Redt un pandje, bezet un pandje

Jan (Bakoenin)

Het leek deze week wel of oude tijden aan het herleven waren. Jan Cremer bij De Wereld Draait Door, op een affiche zag ik een optreden van the Outsiders aangekondigd, de musical ‘Petticoat’ wordt dit najaar in de veertien grootste theaters van Nederland opgevoerd en heeft een hoog jaren vijftig gehalte. En het wordt weer oorlog, want vandaag gaat de nieuwe anti-krakerswet in.
Ja, het wordt weer oorlog. Ik weet het zeker.
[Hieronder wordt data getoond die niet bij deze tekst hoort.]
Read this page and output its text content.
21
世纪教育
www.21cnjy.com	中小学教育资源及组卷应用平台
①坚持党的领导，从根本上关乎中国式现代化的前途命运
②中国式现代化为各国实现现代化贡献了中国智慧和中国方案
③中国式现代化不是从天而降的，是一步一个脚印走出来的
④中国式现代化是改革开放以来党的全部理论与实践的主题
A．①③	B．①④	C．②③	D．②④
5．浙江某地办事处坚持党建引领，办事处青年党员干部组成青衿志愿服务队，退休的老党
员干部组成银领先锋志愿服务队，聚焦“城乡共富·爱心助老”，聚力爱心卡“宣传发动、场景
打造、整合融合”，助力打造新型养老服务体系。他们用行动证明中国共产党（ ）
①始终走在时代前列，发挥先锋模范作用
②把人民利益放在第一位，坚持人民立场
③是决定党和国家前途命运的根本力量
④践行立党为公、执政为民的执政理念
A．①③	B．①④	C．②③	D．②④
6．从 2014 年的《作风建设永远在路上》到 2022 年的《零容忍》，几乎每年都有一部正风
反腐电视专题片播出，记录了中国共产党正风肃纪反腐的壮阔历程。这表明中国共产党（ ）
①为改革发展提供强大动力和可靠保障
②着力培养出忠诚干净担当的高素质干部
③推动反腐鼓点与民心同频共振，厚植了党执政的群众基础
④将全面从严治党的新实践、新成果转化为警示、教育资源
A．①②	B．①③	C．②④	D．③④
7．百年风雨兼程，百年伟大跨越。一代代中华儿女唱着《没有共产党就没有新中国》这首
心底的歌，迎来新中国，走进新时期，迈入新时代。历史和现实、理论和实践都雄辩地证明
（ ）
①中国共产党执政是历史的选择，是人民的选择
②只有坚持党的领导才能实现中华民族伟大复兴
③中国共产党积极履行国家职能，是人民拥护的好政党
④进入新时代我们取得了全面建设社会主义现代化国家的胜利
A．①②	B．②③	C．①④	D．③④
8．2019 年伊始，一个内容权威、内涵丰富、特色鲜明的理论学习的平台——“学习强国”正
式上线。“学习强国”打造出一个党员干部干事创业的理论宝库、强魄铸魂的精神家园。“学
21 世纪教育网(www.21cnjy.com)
Minister Hirsch Ballin en burgemeester Van der Laan van Amsterdam weten nog niet wat hen boven het hoofd hangt. De eerste tekenen zijn er al, want in Amsterdam en Utrecht zijn al provocaties in gang gezet door de krakersbeweging. Acties van de kraakcommando’s zal ik maar zeggen. De mensen aan het front. Lul van der Laan wil al meteen tweehonderd kraakpanden gaan ontruimen, terwijl er nog een enorm tekort is aan betaalbare woonruimte. Ik denk dat ik maar weer eens een kijkje in Amsterdam ga nemen.

Ik kan me nog goed de eerste kraakacties herinneren. Ik had me in die tijd aangesloten bij de Kabouters. Logisch, want ik was en ben 1 meter 61. Veel van de eerste krakers kwamen uit de Kabouterbeweging.
Ik kraakte niet zelf, maar had een leuk kraakvriendinnetje: Rebecca. Ze woonde met enkele andere krakers in een groot bedrijfspand dat al meer dan twee jaar leegstond. Het was een bont gezelschap. Een paar studenten zoals Rebecca, wat kunstenaars, wat vage, maatschappelijk geëngageerde muzikanten; kortom, allemaal jongeren zonder veel geld die geen goedkope woning konden vinden vanwege de woningnood.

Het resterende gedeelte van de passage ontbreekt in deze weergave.